Rasa Introduced Incremental Training For Chatbots
See How This Feature Not Only Saves Time But Fuels CDD
Introduction
I am always surprised hearing people say Rasa is a difficult or a technical challenging environment. From a prototyping perspective, it’s in reality an easy and extremely intuitive platform with a very low barrier to entry.
I say this, because you do not need:
- Specialized or specific hardware
- Specialized pre-installed software or
- A complex install stack to manage and keep in sync.
- A specific or single operating system.
In general, the only real complaint I read regarding Rasa was training time.

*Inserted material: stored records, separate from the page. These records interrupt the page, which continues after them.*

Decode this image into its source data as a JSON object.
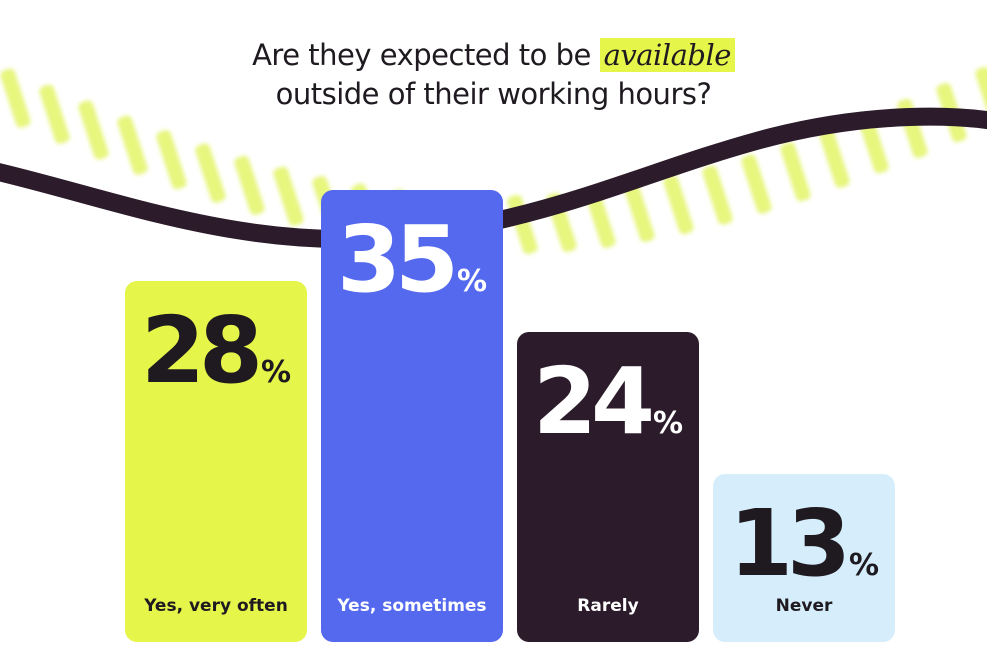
{
  "title": {
    "before": "Are they expected to be",
    "highlight": "available",
    "line2": "outside of their working hours?"
  },
  "colors": {
    "lime": "#e6f54a",
    "blue": "#5469ee",
    "dark": "#2c1b2a",
    "light_blue": "#d6eefc",
    "stripe": "#e3f466"
  },
  "chart_data": {
    "type": "bar",
    "title": "Are they expected to be available outside of their working hours?",
    "categories": [
      "Yes, very often",
      "Yes, sometimes",
      "Rarely",
      "Never"
    ],
    "values": [
      28,
      35,
      24,
      13
    ],
    "unit": "%",
    "bar_colors": [
      "#e6f54a",
      "#5469ee",
      "#2c1b2a",
      "#d6eefc"
    ],
    "text_colors": [
      "#1e1a20",
      "#ffffff",
      "#ffffff",
      "#1e1a20"
    ],
    "grid": false,
    "legend": "none"
  }
}
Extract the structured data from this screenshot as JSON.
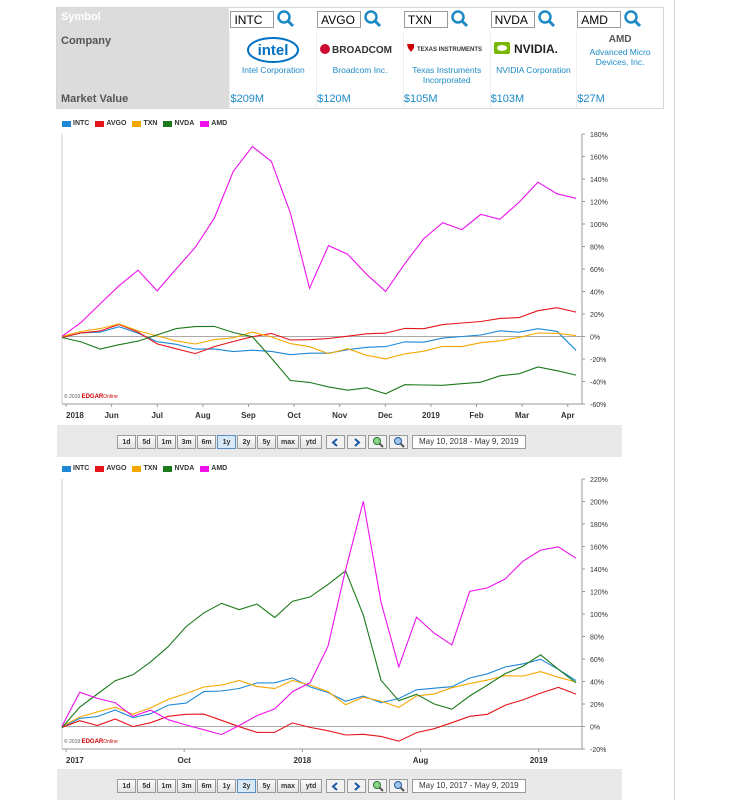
{
  "table": {
    "symbol_label": "Symbol",
    "company_label": "Company",
    "market_value_label": "Market Value",
    "symbols": [
      "INTC",
      "AVGO",
      "TXN",
      "NVDA",
      "AMD"
    ],
    "companies": [
      {
        "logo_text": "intel",
        "name": "Intel Corporation",
        "color": "#0071c5"
      },
      {
        "logo_text": "BROADCOM",
        "name": "Broadcom Inc.",
        "color": "#cc092f"
      },
      {
        "logo_text": "TEXAS INSTRUMENTS",
        "name": "Texas Instruments Incorporated",
        "color": "#cc0000"
      },
      {
        "logo_text": "NVIDIA.",
        "name": "NVIDIA Corporation",
        "color": "#76b900"
      },
      {
        "logo_text": "AMD",
        "name": "Advanced Micro Devices, Inc.",
        "color": "#555555"
      }
    ],
    "market_values": [
      "$209M",
      "$120M",
      "$105M",
      "$103M",
      "$27M"
    ]
  },
  "legend": [
    {
      "label": "INTC",
      "color": "#1e88d6"
    },
    {
      "label": "AVGO",
      "color": "#e8141b"
    },
    {
      "label": "TXN",
      "color": "#f7a800"
    },
    {
      "label": "NVDA",
      "color": "#1b7a1b"
    },
    {
      "label": "AMD",
      "color": "#ee11ee"
    }
  ],
  "toolbar": {
    "ranges": [
      "1d",
      "5d",
      "1m",
      "3m",
      "6m",
      "1y",
      "2y",
      "5y",
      "max",
      "ytd"
    ]
  },
  "watermark": {
    "year": "© 2019",
    "brand": "EDGAR",
    "suffix": "Online"
  },
  "chart_data": [
    {
      "type": "line",
      "selected_range": "1y",
      "date_range": "May 10, 2018 - May 9, 2019",
      "x_ticks": [
        "2018",
        "Jun",
        "Jul",
        "Aug",
        "Sep",
        "Oct",
        "Nov",
        "Dec",
        "2019",
        "Feb",
        "Mar",
        "Apr"
      ],
      "y_ticks": [
        "180%",
        "160%",
        "140%",
        "120%",
        "100%",
        "80%",
        "60%",
        "40%",
        "20%",
        "0%",
        "-20%",
        "-40%",
        "-60%"
      ],
      "ylim": [
        -60,
        180
      ],
      "series": [
        {
          "name": "INTC",
          "values": [
            0,
            2,
            5,
            8,
            3,
            -4,
            -8,
            -10,
            -12,
            -13,
            -12,
            -14,
            -15,
            -16,
            -14,
            -12,
            -10,
            -8,
            -6,
            -4,
            -2,
            0,
            2,
            4,
            5,
            6,
            5,
            -12
          ]
        },
        {
          "name": "AVGO",
          "values": [
            0,
            2,
            6,
            10,
            4,
            -6,
            -12,
            -14,
            -10,
            -4,
            0,
            2,
            -2,
            -4,
            -1,
            0,
            2,
            4,
            6,
            8,
            10,
            12,
            14,
            15,
            18,
            22,
            26,
            22
          ]
        },
        {
          "name": "TXN",
          "values": [
            0,
            4,
            8,
            10,
            6,
            0,
            -4,
            -6,
            -4,
            0,
            3,
            0,
            -6,
            -10,
            -14,
            -12,
            -16,
            -20,
            -16,
            -12,
            -10,
            -8,
            -6,
            -4,
            0,
            2,
            4,
            0
          ]
        },
        {
          "name": "NVDA",
          "values": [
            0,
            -6,
            -10,
            -8,
            -4,
            2,
            6,
            10,
            8,
            4,
            0,
            -20,
            -38,
            -42,
            -44,
            -48,
            -46,
            -50,
            -44,
            -42,
            -44,
            -42,
            -40,
            -36,
            -32,
            -28,
            -30,
            -34
          ]
        },
        {
          "name": "AMD",
          "values": [
            0,
            12,
            30,
            44,
            60,
            40,
            60,
            80,
            104,
            148,
            168,
            156,
            110,
            42,
            82,
            72,
            56,
            40,
            64,
            88,
            100,
            96,
            108,
            104,
            120,
            136,
            128,
            122
          ]
        }
      ]
    },
    {
      "type": "line",
      "selected_range": "2y",
      "date_range": "May 10, 2017 - May 9, 2019",
      "x_ticks": [
        "2017",
        "Oct",
        "2018",
        "Aug",
        "2019"
      ],
      "y_ticks": [
        "220%",
        "200%",
        "180%",
        "160%",
        "140%",
        "120%",
        "100%",
        "80%",
        "60%",
        "40%",
        "20%",
        "0%",
        "-20%"
      ],
      "ylim": [
        -20,
        220
      ],
      "series": [
        {
          "name": "INTC",
          "values": [
            0,
            6,
            10,
            14,
            8,
            12,
            18,
            22,
            30,
            32,
            34,
            38,
            40,
            42,
            36,
            30,
            22,
            28,
            20,
            26,
            32,
            34,
            36,
            42,
            48,
            52,
            56,
            60,
            50,
            42
          ]
        },
        {
          "name": "AVGO",
          "values": [
            0,
            4,
            2,
            6,
            0,
            4,
            8,
            12,
            10,
            6,
            0,
            -6,
            -4,
            2,
            0,
            -4,
            -8,
            -6,
            -10,
            -12,
            -6,
            -2,
            4,
            8,
            12,
            18,
            24,
            30,
            34,
            30
          ]
        },
        {
          "name": "TXN",
          "values": [
            0,
            8,
            14,
            16,
            12,
            16,
            24,
            30,
            34,
            38,
            40,
            36,
            34,
            40,
            38,
            30,
            20,
            26,
            22,
            18,
            26,
            30,
            34,
            38,
            42,
            44,
            46,
            48,
            44,
            40
          ]
        },
        {
          "name": "NVDA",
          "values": [
            0,
            16,
            30,
            40,
            46,
            58,
            70,
            90,
            100,
            110,
            104,
            108,
            98,
            110,
            116,
            126,
            138,
            100,
            40,
            24,
            28,
            20,
            16,
            26,
            38,
            46,
            54,
            64,
            50,
            40
          ]
        },
        {
          "name": "AMD",
          "values": [
            0,
            30,
            26,
            20,
            10,
            14,
            6,
            2,
            -4,
            -6,
            0,
            10,
            16,
            30,
            40,
            70,
            140,
            200,
            110,
            54,
            96,
            84,
            72,
            120,
            124,
            130,
            148,
            156,
            160,
            150
          ]
        }
      ]
    }
  ]
}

Granted, training is being done on most probably low grade hardware etc. etc. However, when it comes to training performance, one needs to keep in mind that Rasa does not dictate and demand very specific and complex hardware environments. This in turn yields massive accessibility. Hence many users run the Rasa framework on their regular workstation or laptops.
This makes incremental training (finetuning) paramount. At some stage I wondered if Rasa will ever look at a transfer learning approach like NVIDIA Jarvis...but I subsequently realized NVIDIA not only plays to specific hardware, but also to broader and more general domains; hence, non-domain specific implementations. Think here of an interface in a car etc.
Rasa's focus is perhaps for more narrow, and domain specific implementation; instances where organizations want to use their own data.
And having the least dictation on supporting hardware and software requirements.
Looking at complexity in isolation, the NVIDIA Jarvis environment is much more challenging in my opinion.
A key focus are of Jarvis is transfer learning. There is significant cost saving when it comes to taking the advanced base models of Jarvis and repurposing them for specific uses.
The functionality which is currently available in Jarvis 1.0 Beta includes ASR, STT and NLU. This introduces complexity and hardware demands.
There Are Conditions To Incremental Training
Incremental training does demand a few basic conditions. The first being that the configuration must remain the same; the only parameter you are allowed to adjust is the epoch (more about this later).
The second condition is that you cannot add new:
- Intents
- Actions
- Entities
- Slots
- ML Stories
In essence the domain.yml file is a no-go for incremental training. What is convenient, whenever changes where made to the model which cannot be accommodated by incremental training, you will get an error upfront stating NLU model can not be finetuned.
But the good news is you can add training data, as in intent examples, entity examples, with different combinations to be added via incremental training.
Existing ML stories can be edited and included in the incremental training. I tested this extensively and the training time is significantly shorter with incremental training than retraining the whole model from scratch.
rasa train --finetune --epoch-fraction 0.2
Above is the command I used for training. As you can see, the number of epochs can be set. This flag informs the training process to run for a fraction of the epochs specified in the model configuration.
For example, if a normal training cycle was set to 100 epochs, the command below would run a fine-tuning training cycle for 20 epochs.
Fueling Conversation Driven Development
Collaboration is always important for larger teams and organizations; Rasa X provides this required collaboration environment. Rasa X turns a relatively complex tasks into an administrative endeavors.
Teams with product and process knowledge pertaining to the organization, can edit and add training NLU data. And view, edit and compare ML Stories.
Incremental Training comes into its own with Rasa X as the model can be updated and enhanced with edits and smaller incremental training can be performed. With a cadence of complete training when time and resources permit.
Again, you can only edit ML Stories, and add/edit Intent and Entity training data. But imagine how errors, spelling, new products & services updates can be added with a regular cadence.
What is lacking at this stage is managing Incremental Training from within Rasa X. Hence training data can be added, prepared and corrected within Rasa X, executing and managing incremental training within Rasa X does not currently exist.
The Incremental training process can also assist with prototyping and this can be shared with an audience for testing and vetting via Rasa X’s testing tool.
As training data grows, incremental Training will become more crucial.
Bigger changes like adding intents, entities and ML Stories perhaps require some consideration and evaluation. I am not sure of such bigger changes are a good fit for any incremental improvements.
Conclusion
What does the future hold? And what might be practical to add to the Incremental Training feature?
Integration between Rasa X and Incremental Training is important, being able to train incrementally from Rasa X. This will most probably be the case when Incremental Training become a fixture in Rasa.
Rasa does make it clear that one should not persist with incremental training, but train the whole model from time-to-time.
There is still not clarity what would continuous incremental training do to the model’s performance. A cadence if incremental/finetuning training combined with full model training is essential. The frequency of mandatory full model training will most probably be yielded by tests in the near future…and with feedback from the community.